ISLAMABAD: The International Monetary Fund (IMF) on Wednesday started reviewing the state of Pakistan’s economy under mandatory assessment in a bid to determine real challenges, including a weakening external financial position. However analysts do not see any possibility of a new loan programme in the face of delay in politically sensitive reforms.
The first round of technical talks between Pakistan and the IMF kicked off in Dubai and will continue until November 14. This will be followed by policy dialogue for two days.
A finance ministry official said under Article-IV of IMF’s Articles of Agreement, the lending agency would assess short to medium-term risks to Pakistan’s economy and subsequent vulnerabilities that could pose serious challenges to macroeconomic stability.
Secretary Finance Dr Waqar Masood recently said both the sides would not discuss a new bailout programme. Despite the end of the previous $11.3 billion programme, the government would like to have smooth relationship with the IMF and the Dubai meeting was one such step, he said.
According to the finance ministry official, the deepening global recession was posing an immediate risk to Pakistan’s economy that could widen the trade deficit. Drop in demand for Pakistani goods in the world market may also have an adverse effect on revenue collection, creating budget financing problems, he added.
Both the sides will also review the possibility of a price shock in the midst of the global recession that would not only eat up foreign exchange reserves but might also put extra burden on state finances in case the government opted to grant subsidies, he said.
According to him, implications of drawdown of US forces from Afghanistan for Pakistan’s security and economy will also be reviewed.
The country’s current account deficit – the gap between external payments and receipts – widened to $1.209 billion in the first three months of the current fiscal year from $597 million in the same period last year.
Foreign exchange reserves dropped to $17.15 billion in the week ended October 28, a decline of $1.16 billion since reaching the peak at $18.31 billion at the end of July. Analysts are of the view that upcoming IMF loan repayment of $1.2 billion, due on February 24, will put extra pressure on currency rate and foreign exchange reserves.
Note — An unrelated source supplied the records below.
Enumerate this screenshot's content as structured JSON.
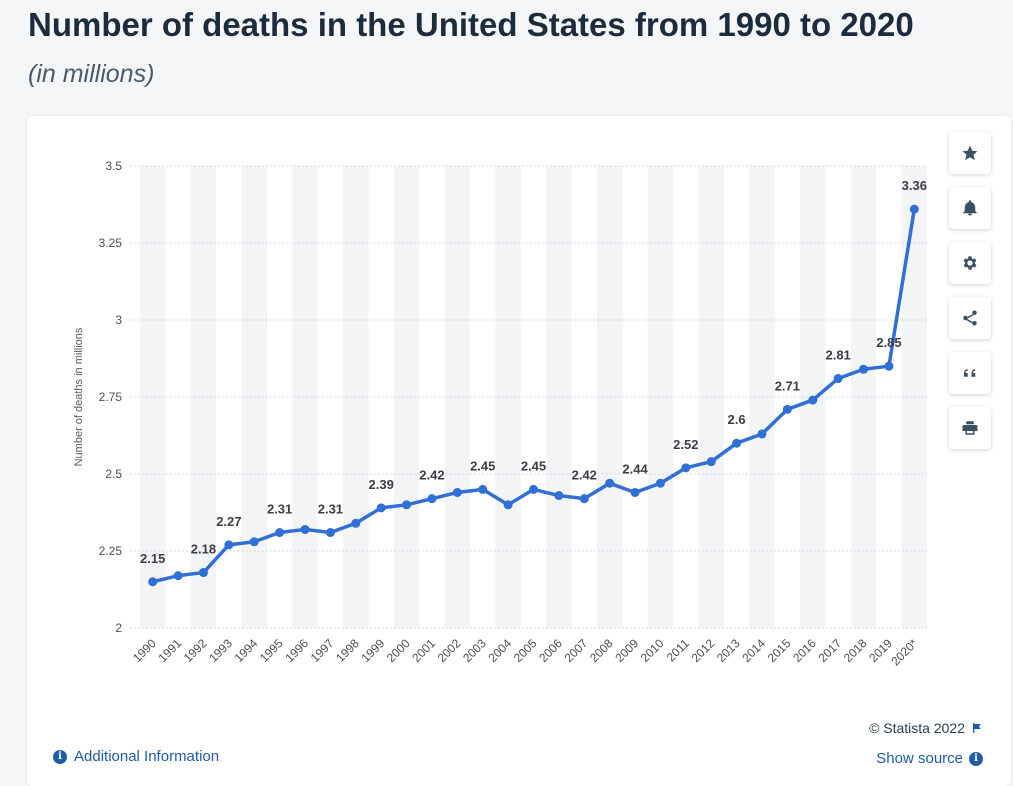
{
  "header": {
    "title": "Number of deaths in the United States from 1990 to 2020",
    "subtitle": "(in millions)"
  },
  "toolbar": {
    "icons": [
      "star-icon",
      "bell-icon",
      "gear-icon",
      "share-icon",
      "quote-icon",
      "print-icon"
    ]
  },
  "footer": {
    "credit": "© Statista 2022",
    "show_source": "Show source",
    "additional_info": "Additional Information"
  },
  "colors": {
    "line": "#2f6fd6",
    "title": "#1d2c3c",
    "link": "#1e5ca8",
    "band": "#f3f4f6"
  },
  "chart_data": {
    "type": "line",
    "ylabel": "Number of deaths in millions",
    "ylim": [
      2,
      3.5
    ],
    "yticks": [
      "2",
      "2.25",
      "2.5",
      "2.75",
      "3",
      "3.25",
      "3.5"
    ],
    "ytick_values": [
      2,
      2.25,
      2.5,
      2.75,
      3,
      3.25,
      3.5
    ],
    "grid": true,
    "categories": [
      "1990",
      "1991",
      "1992",
      "1993",
      "1994",
      "1995",
      "1996",
      "1997",
      "1998",
      "1999",
      "2000",
      "2001",
      "2002",
      "2003",
      "2004",
      "2005",
      "2006",
      "2007",
      "2008",
      "2009",
      "2010",
      "2011",
      "2012",
      "2013",
      "2014",
      "2015",
      "2016",
      "2017",
      "2018",
      "2019",
      "2020*"
    ],
    "values": [
      2.15,
      2.17,
      2.18,
      2.27,
      2.28,
      2.31,
      2.32,
      2.31,
      2.34,
      2.39,
      2.4,
      2.42,
      2.44,
      2.45,
      2.4,
      2.45,
      2.43,
      2.42,
      2.47,
      2.44,
      2.47,
      2.52,
      2.54,
      2.6,
      2.63,
      2.71,
      2.74,
      2.81,
      2.84,
      2.85,
      3.36
    ],
    "data_labels": [
      {
        "index": 0,
        "text": "2.15"
      },
      {
        "index": 2,
        "text": "2.18"
      },
      {
        "index": 3,
        "text": "2.27"
      },
      {
        "index": 5,
        "text": "2.31"
      },
      {
        "index": 7,
        "text": "2.31"
      },
      {
        "index": 9,
        "text": "2.39"
      },
      {
        "index": 11,
        "text": "2.42"
      },
      {
        "index": 13,
        "text": "2.45"
      },
      {
        "index": 15,
        "text": "2.45"
      },
      {
        "index": 17,
        "text": "2.42"
      },
      {
        "index": 19,
        "text": "2.44"
      },
      {
        "index": 21,
        "text": "2.52"
      },
      {
        "index": 23,
        "text": "2.6"
      },
      {
        "index": 25,
        "text": "2.71"
      },
      {
        "index": 27,
        "text": "2.81"
      },
      {
        "index": 29,
        "text": "2.85"
      },
      {
        "index": 30,
        "text": "3.36"
      }
    ]
  }
}
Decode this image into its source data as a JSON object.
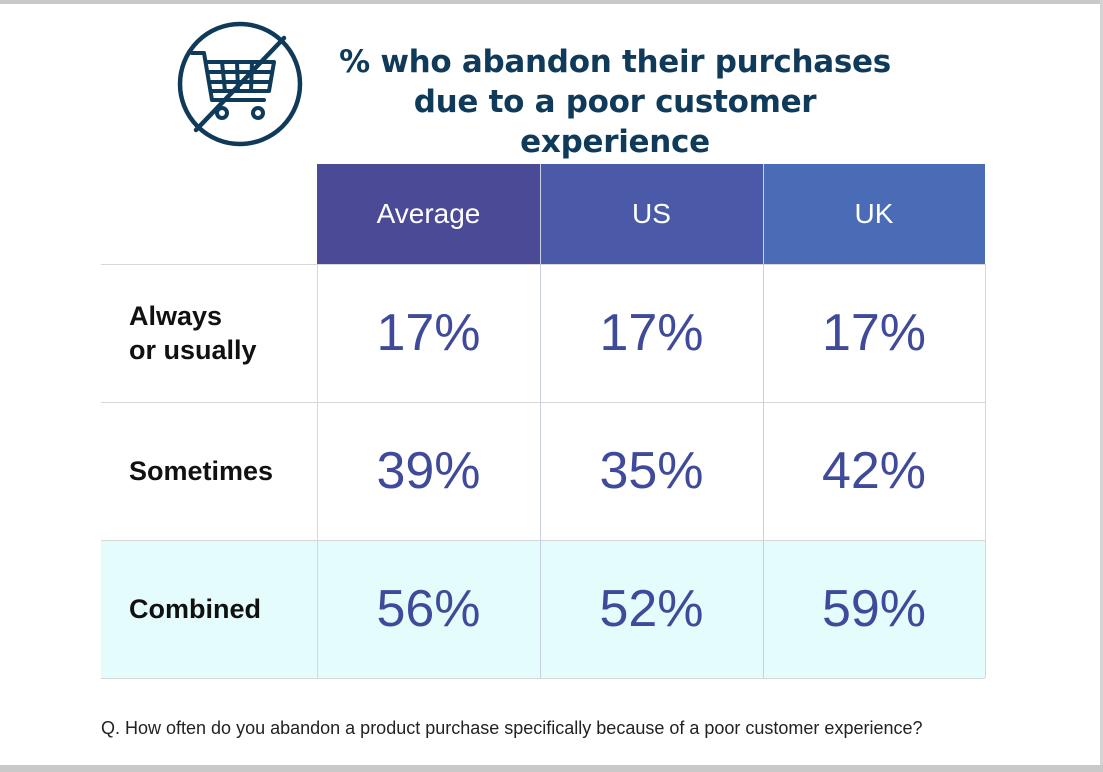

However, the finance ministry argues there will be no trouble in repayments as funds have already been allocated in the budget.
“First quarter economic indicators are worrisome but Article-IV consultations will not lead to a new programme as it was Pakistan’s choice to pull out of the IMF standby arrangement,” said Dr Hafiz Pasha, former finance minister.
However, he said weakness in the financial account following the current account sparked worries as it was an unusual scenario in the past.
Other independent experts say the government will not seek a fresh IMF loan because of its inability to implement tax and power reforms. They point out that the government believes that foreign exchange reserves are enough and will easily take it to general elections due in the first half of 2013. Moreover, the US has also refrained from extending assistance in getting an IMF loan.
Published in The Express Tribune, November 10th, 2011.